The Inaugural Dietmar Seyferth Lecture in Organometallic Chemistry

Categories: Alumni, Events, Faculty, Research

Former Seyferth group members, faculty, students, and friends filled Room 6-120 to hear Professor Christopher C. Cummins deliver the inaugural lecture.

On Wednesday, April 17, the inaugural Dietmar Seyferth Lecture in Organometallic Chemistry was delivered by Henry Dreyfus Professor Christopher C. Cummins, to an overflowing 6-120 lecture hall.  Professor Emeritus Dietmar Seyferth and his wife Helena were among the lecture attendees as well as several former Seyferth graduate students, chemistry faculty, students, postdocs, and friends.  Frederick G. Keyes Professor Emeritus and 2005 Nobel Prize winner Richard R. Schrock, gave the opening remarks.

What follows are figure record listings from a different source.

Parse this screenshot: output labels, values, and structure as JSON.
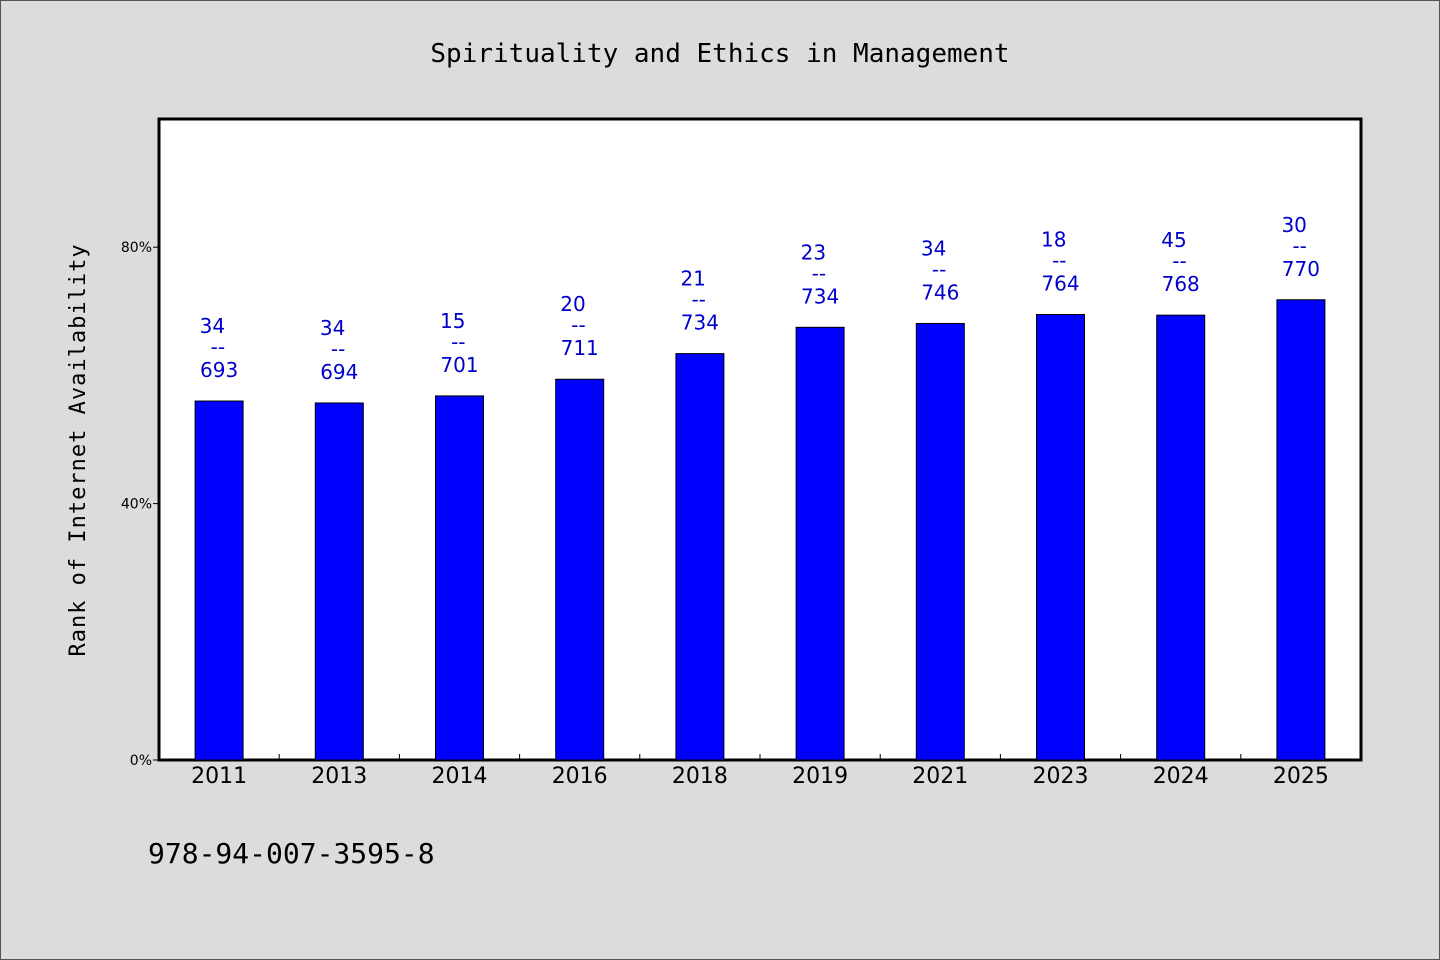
{
  "chart_data": {
    "type": "bar",
    "title": "Spirituality and Ethics in Management",
    "xlabel": "",
    "ylabel": "Rank of Internet Availability",
    "categories": [
      "2011",
      "2013",
      "2014",
      "2016",
      "2018",
      "2019",
      "2021",
      "2023",
      "2024",
      "2025"
    ],
    "values": [
      56.0,
      55.7,
      56.8,
      59.4,
      63.4,
      67.5,
      68.1,
      69.5,
      69.4,
      71.8
    ],
    "data_labels": [
      {
        "top": "34",
        "sep": "--",
        "bottom": "693"
      },
      {
        "top": "34",
        "sep": "--",
        "bottom": "694"
      },
      {
        "top": "15",
        "sep": "--",
        "bottom": "701"
      },
      {
        "top": "20",
        "sep": "--",
        "bottom": "711"
      },
      {
        "top": "21",
        "sep": "--",
        "bottom": "734"
      },
      {
        "top": "23",
        "sep": "--",
        "bottom": "734"
      },
      {
        "top": "34",
        "sep": "--",
        "bottom": "746"
      },
      {
        "top": "18",
        "sep": "--",
        "bottom": "764"
      },
      {
        "top": "45",
        "sep": "--",
        "bottom": "768"
      },
      {
        "top": "30",
        "sep": "--",
        "bottom": "770"
      }
    ],
    "yticks": [
      {
        "value": 0,
        "label": "0%"
      },
      {
        "value": 40,
        "label": "40%"
      },
      {
        "value": 80,
        "label": "80%"
      }
    ],
    "ylim": [
      0,
      100
    ],
    "grid": false,
    "bar_color": "#0000ff",
    "label_color": "#0000cc"
  },
  "footer": {
    "isbn": "978-94-007-3595-8"
  }
}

The department is extremely grateful to former Seyferth group member, Robert L. Lambert, PhD ’73, who established the endowed annual lectureship in honor and appreciation of his adviser, whom he credits with an invaluable education in the chemical sciences, which lead to his successful and fulfilling career.  Professor Seyferth, in his 2010 Festschrift (Organometallics 2010, 29, 4648–4681; DOI: 10.1021/om100948g) stated, “Over the years I had many graduate student and postdoctoral co-workers who were outstanding; intelligent, innovative, original, motivated, enthusiastic, and hard-working. Many made important intellectual contributions. It gave me great joy and satisfaction to watch their progression to independent, self-confident researchers.”

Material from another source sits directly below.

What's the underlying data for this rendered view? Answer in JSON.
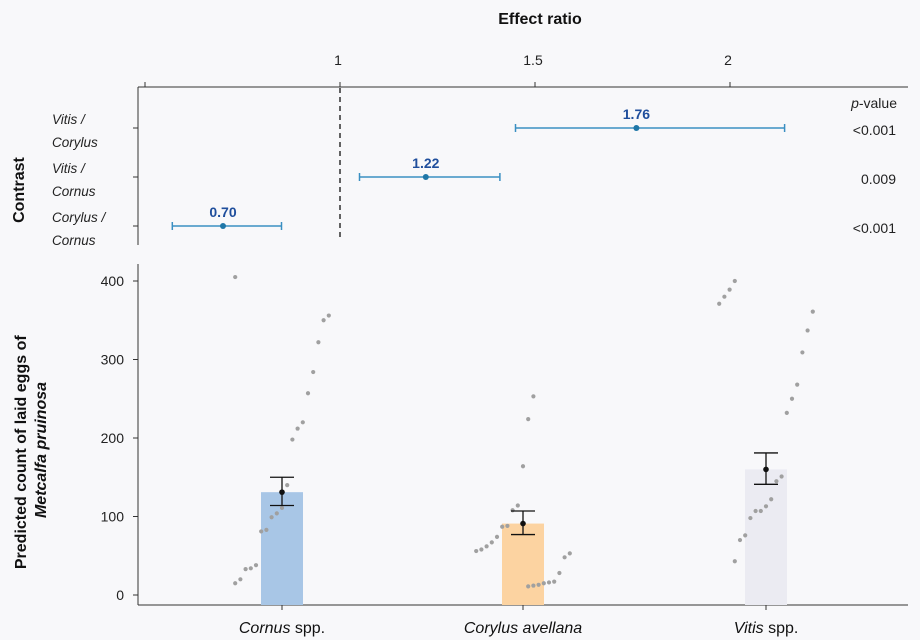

The title of Professor Cummins’ lecture was “Phosphorus-Element Bond-Forming Reactions,” which covered three research areas currently being undertaken in his lab:

Reactive Intermediates & Group Transfer Reactions

The Cummins group designs and synthesizes molecular precursors that can be activated by a stimulus to release a small molecule of interest.  The molecular precursors themselves are isolated as crystalline solids and are typically soluble in common organic solvents and can be weighed out and used as needed.  One example Professor Cummins gave was the molecule P2A2 (A = anthracene or C14H10), which is a molecular precursor to the diatomic molecule P2. Compounds having the formula RPA serve to transfer the phosphinidene (PR) group either as a freely diffusing species (R = NR’2, singlet phosphinidene) or else by inner sphere mechanisms (R = alkyl, triplet phosphinidene). Using the RPA reagents the group is developing reactions analogous to cyclopropanation and aziridination for delivery of the PR group to olefins with the formation of three-membered P-containing rings, phosphiranes.

Sustainable Phosphorus Chemistry

The industrial “thermal process” by which the raw material phosphate rock is upgraded to white phosphorus is energy intensive and generates CO2.  Researchers in the Cummins group seek alternative chemical routes to value-added P-chemicals from phosphate starting materials obtained either by the agricultural “wet process” or by phosphorus recovery and recycling from waste streams. Trichlorosilane is a high production volume chemical for its use in the manufacture of silicon for solar panels. The group has shown that trichlorosilane is a reductant for phosphate raw materials leading to the bis(trichlorosilyl) phosphide anion [P(SiCl3)2] as a versatile intermediate en route to compounds containing P-C bonds.

Metaphosphates and Phosphorylating Methodology

Crystalline metaphosphate salts with lipophilic counter cations are useful starting materials applicable in polar organic media.  “Metaphosphate” refers to the inorganic ion PO3(-) which, unlike its chemical cousin, nitrate, exists not as a monomeric species but rather as oligomeric rings: [(PO3)n]n-. These cyclic phosphates can be converted into electrophilic phosphorylating agents (a) by treatment with peptide coupling reagents, or (b) by conversion into their crystalline acid forms and subsequent dehydration. Such activated cyclic phosphates can be used directly for oligophosphorylation of C, N, and O nucleophiles. Phosphorylation of the Wittig reagent leads to a new phosphorus ylide with a cyclic phosphate as the C-substituent and a non-hydrolyzable P-C bond, allowing for conjugation of oligophosphate groups to a biomolecule of interest by aldehyde olefination.

Professor Seyferth, who considers Professor Cummins preeminent in his field, was enthralled by the lecture, as were all the attendees.  A dinner to celebrate the newly endowed lectureship followed and was attended by former Seyferth group members, faculty, friends, and Dietmar and Helena Seyferth.